What is Title Case?

Disclaimer: I’m not an English teacher (that’s my mom), so I’m sure my description of title casing in English probably has exceptions/variations.

Title casing has an interesting history in computer programming.  Programmers like to use CamelCase to make variable names more readable, and, particularly amongst developers native to some languages, there’s an idea that title casing is interesting, such as in String.ToTitleCase(), and in Windows 7, LCMapString(LCMAP_TITLECASE).  Most title casing algorythms are linguistically bad, even in English.  For other languages it’s worse.

ToTitleCase() takes a very simple approach to title casing.  Maybe in the future it’ll be smarter, but for now it just uppercases the first letter in a group of letters, and tries to pay attention to non-letters and word breaks.  It also tries to keep acronyms all upper-case.

Even in English this is a simplistic approach.  The title of this post is “What is Title Case?”  Is is supposed to be lower case, but ToTitleCase() would mess it up.  Additionally unexpected word breaks or punctuation could trick the algorithm.  Even the acronym test isn’t complete since it just expects all-upper case and sometimes acronyms keep the lower case of the full title.  Also it messess up names like DiSilva or McConnell.  Contractions can also be messed up.

Outside of English, ToTitleCase() rapidly gets silly.  In English we capitalize everything except articles, short prepositions and some other short words.  In German it’s just like a normal sentence, with only nouns getting capitalized, so the English slightly over-eager capitilization behavior becomes very over-eager.  Other languages also can have letters before the main word, eg: l’État, so the ToTitleCase rules can mess up those words as well.

And then there’re scripts/languages that don’t even have an upper/lower case distinction, so ToTitleCase gets pointless.

Anyway, use care when using ToTitleCase().  It might work in some cases, but don’t expect it to work linguistically, particularly globally, particularly in non-English cases.  Also maybe we’ll get smarter and figure out a more correct way to do it in the future.


Comments (4)

  1. David Kean says:

    If its so bad (and Michael Kaplan agrees with you) – why was added to Windows 7?

  2. Shawn Steele says:

    I almost added a paragraph to answer that 🙂

    I actually added it to Win7.  (And I even recycled the bits of the UPPER and LOWER flags, combining them is TITLE, isn’t that sneaky?)

    Mostly it was added for .Net SDK parity.

    Although titlecase does have quite a few problems, applications still find it convenient and better than some alternatives.  In limited cases, where the linguistic problems are understood, it might be a bit helpful.  

    It’s also possible that in the very-long-term we’ll figure out how to do something smart and linguistically appropriate.  (so don’t complain if LCMAP_TITLECASE gets smarter some day).

  3. Ilya says:

    Actually, there is an interesting reason for title case.

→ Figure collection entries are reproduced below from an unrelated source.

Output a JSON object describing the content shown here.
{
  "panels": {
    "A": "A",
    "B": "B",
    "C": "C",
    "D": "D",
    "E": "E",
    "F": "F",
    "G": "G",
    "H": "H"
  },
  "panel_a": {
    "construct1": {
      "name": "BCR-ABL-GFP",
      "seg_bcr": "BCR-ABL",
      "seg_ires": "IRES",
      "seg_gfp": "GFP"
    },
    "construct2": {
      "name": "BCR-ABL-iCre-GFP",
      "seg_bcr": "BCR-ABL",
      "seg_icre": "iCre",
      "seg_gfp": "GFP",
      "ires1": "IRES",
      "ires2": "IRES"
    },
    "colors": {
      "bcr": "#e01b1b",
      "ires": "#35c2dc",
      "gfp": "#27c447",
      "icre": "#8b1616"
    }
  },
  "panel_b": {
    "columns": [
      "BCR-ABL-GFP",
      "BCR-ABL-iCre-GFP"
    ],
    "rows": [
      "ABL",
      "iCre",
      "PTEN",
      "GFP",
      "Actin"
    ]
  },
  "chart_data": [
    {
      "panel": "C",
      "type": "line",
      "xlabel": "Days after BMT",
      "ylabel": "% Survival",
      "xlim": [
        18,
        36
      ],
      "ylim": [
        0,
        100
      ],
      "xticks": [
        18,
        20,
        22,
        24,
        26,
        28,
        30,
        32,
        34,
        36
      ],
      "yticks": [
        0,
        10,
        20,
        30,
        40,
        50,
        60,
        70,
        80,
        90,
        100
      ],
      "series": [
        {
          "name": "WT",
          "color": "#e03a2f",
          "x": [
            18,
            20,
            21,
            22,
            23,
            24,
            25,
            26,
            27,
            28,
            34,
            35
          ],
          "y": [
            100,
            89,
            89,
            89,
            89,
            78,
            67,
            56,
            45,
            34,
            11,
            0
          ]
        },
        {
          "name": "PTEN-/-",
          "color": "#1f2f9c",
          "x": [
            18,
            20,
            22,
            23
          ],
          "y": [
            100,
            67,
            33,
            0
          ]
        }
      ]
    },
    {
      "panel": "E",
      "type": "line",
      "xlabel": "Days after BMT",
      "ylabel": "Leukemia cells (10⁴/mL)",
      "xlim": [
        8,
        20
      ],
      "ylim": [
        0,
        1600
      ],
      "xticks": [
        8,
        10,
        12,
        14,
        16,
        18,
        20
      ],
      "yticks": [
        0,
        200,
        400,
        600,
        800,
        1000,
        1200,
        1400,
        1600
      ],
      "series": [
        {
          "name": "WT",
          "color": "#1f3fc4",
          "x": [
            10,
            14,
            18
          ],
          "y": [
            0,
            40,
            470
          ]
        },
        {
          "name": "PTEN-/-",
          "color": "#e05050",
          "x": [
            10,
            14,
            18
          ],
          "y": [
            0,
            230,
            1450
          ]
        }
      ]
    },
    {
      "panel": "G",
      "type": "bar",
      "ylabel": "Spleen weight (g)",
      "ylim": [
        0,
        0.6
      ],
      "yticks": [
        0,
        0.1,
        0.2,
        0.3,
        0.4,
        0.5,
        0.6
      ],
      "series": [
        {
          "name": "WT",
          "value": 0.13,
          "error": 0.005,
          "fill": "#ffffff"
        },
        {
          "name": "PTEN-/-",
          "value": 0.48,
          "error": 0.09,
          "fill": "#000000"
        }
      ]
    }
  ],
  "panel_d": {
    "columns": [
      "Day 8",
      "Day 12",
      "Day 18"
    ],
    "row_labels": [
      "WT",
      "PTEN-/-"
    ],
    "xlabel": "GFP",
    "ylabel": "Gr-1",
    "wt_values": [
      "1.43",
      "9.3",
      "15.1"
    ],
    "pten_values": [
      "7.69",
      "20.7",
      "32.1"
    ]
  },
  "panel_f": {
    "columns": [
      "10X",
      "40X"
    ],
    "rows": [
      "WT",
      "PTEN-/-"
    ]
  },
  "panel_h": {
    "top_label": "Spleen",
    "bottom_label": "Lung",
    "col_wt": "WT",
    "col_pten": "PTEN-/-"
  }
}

    The Serbian language is written using both Cyrillic letters and Latin letters.  The problem is that there are several Cyrillic letters that correspond to two Latin letters: Љ corresponds to LJ, Њ to NJ, Џ to DŽ.  Roundtripping from Cyrillic to Latin and back to Cyrillic doesn't work correctly.  In order to remedy this, the Unicode committee added ligatures LJ, NJ and DŽ.  Converting them to lowercase makes them lj, nj, dž.  In order to capitalize a proper name beginning with them correctly, you need to convert them to title case: Lj, Nj, Dž.  However, as far as I know, the people from the former Yugoslavia do not care about these ligatures.  Ljubica (a common name) brings about a million hits in Google, and I could not find any with the ligature.

  4. Shawn Steele says:

    Yes, the ligatures are annoying special cases, however the "Title Casing" rules for several languages differ.  "Is" in "What is Title Case?" shouldn't be capitalized, but ToTitleCase() will do that.